Sunday, April 19, 2026
- Continued U.S. opposition to an International Criminal Court (ICC) may hinder efforts to define the workings of the Court, say worried human rights activists.
The United States was one of only seven governments, including Iraq and Libya, to vote against the creation of the ICC at a conference in Rome last July. But 120 other nations favoured setting up a court to try war crimes, genocide and crimes against humanity.
Yet Washington had presented a preparatory commission underway here with proposals to define crimes to be tried by the ICC which, some activists claimed, were so restrictive that the Court could never function properly.
Jelena Pejic, senior programme coordinator for the Lawyers Committee for Human Rights, noted that a U.S. proposal discussing elements of crimes asserts that genocide requires that a group of people were killed or harmed “in conscious furtherance of a widespread or systematic policy or practice aimed at destroying such a group.”
Such a definition, she argued, “would make it practically impossible to prove that genocide has been committed”.
The trouble with the language of the elements – intended to advise ICC judges in their work – is that it raises the bar by requiring evidence of a conscious plan and “systematic”, or repeated, acts, Pejic said.
By contrast, previous definitions of genocide focused solely on the intent to “destroy, in whole or in part, a national, ethnic, racial or religious group, as such.”
“They have created a crime that is not legally provable,” argued Mona Rishmawi, director of the Geneva-based Centre for the Independence of Judges and Lawyers, of the U.S. elements for genocide. “It is only a crime on paper.”
The U.S. definition of genocide was not the only problem with the elements it has presented to the preparatory commission, due to conclude two weeks of work Friday.
The U.S. paper would count as genocide any effort at transferring children below the age of 15 forcibly; but Pejic noted that the Convention on the Rights of the Child defines a child as anyone under the age of 18. The U.S. paper restricted some definitions of war crimes in ways that some rights groups believed was a step backward from existing legal norms.
The U.S. elements for war crimes would not include the use of biological experiments on prisoners, as long as the prisoners had declared consent; nor would U.S. proposals allow for the killing of fleeing prisoners of war to be treated as a war crime.
Pejic contended there was a “systematic pattern to shield U.S. nationals from the ICC.”
Washington has made no secret of its distaste for the Court.
During the Rome conference, U.S. diplomats tried unsuccessfully to ensure that the Court could only act after first receiving referrals from the U.N. Security Council – where Washington held veto power.
After efforts to limit the Court’s powers failed, David Scheffer, head of the U.S. delegation at Rome, warned that the White House might “actively oppose” the ICC.
Richard Dicker, associate counsel for Human Rights Watch, warned this week that, as part of that opposition, Washington may be willing to issue a protocol intended to address its problems with the Court. “A protocol aimed at fixing what the United States objects to in this treaty could unravel this complex document,” he said.
However, William Pace, convenor of the Coalition for an International Criminal Court, doubted that the White House will ultimately issue any protocol attacking the lengthy and intricate ICC statute.
“The truth is that there has been a division between the State Department, which has generally supported the treaty, and the Pentagon, which has opposed it,” Pace said.
“There has been a Jekyll-and-Hyde approach from the United States to this treaty” ever since President Bill Clinton voiced support for the Court’s speedy creation several years ago, he added.
U.S. doubts over the Court, aided by the ire of Congressional Republicans to the creation of any powerful international legal body, in effect passed leadership on the issue to other countries.
Dozens of European, Latin American and African nations – active in a “like-minded” group that pushed through the ICC statute last year – had stuck together in being wary of the current U.S. proposals.

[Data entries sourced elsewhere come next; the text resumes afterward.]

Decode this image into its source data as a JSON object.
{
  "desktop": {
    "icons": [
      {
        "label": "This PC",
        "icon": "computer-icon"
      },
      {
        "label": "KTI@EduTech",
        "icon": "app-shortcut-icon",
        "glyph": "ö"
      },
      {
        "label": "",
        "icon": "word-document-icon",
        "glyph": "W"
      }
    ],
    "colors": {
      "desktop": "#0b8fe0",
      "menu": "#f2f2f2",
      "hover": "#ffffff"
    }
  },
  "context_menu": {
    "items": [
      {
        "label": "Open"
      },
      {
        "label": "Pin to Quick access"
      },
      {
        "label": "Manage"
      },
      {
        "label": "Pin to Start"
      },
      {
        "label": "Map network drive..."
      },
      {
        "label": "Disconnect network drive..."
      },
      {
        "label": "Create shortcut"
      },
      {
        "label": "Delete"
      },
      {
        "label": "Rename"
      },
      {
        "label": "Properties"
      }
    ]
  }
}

Two members of the group, Switzerland and Hungary, have come out with their own list of elements which contrasts sharply with the U.S. proposals. Rishmawi argued that most of the countries debating the elements have favoured the Swiss-Hungarian proposal, with only the United States, Israel and to some extent Britain approving the language of the U.S. elements.
For example, Rishmawi said, the Swiss-Hungarian language forbids biological experiments on prisoners “even with the consent of the victim.”
Their submission also condemned as a war crime the “extensive destruction of property” caused without “military necessity.”
The U.S. language, she noted, did not consider such destruction to be a war crime as long as it served a “military objective” or “military purpose”.
Ultimately, governments likely would combine the various proposals together and, Rishmawi predicted, Britain could even help to bridge the gap between the hard line views in Washington and those of other nations.
The discussion on elements of war crimes will continue at the preparatory commission’s next session, which begins here in July. The commission is supposed to prepare drafts on the ICC’s elements of crimes and rules of procedure by Jun. 30, 2000.
At the same time, governments are trying to secure at least 60 ratifications for the ICC statute so the Court can enter into force. Currently, Pace said, 75 nations had signed on to the Court, while one, Senegal, had ratified the statute.
About 15 other nations had begun efforts to ratify the treaty, he added.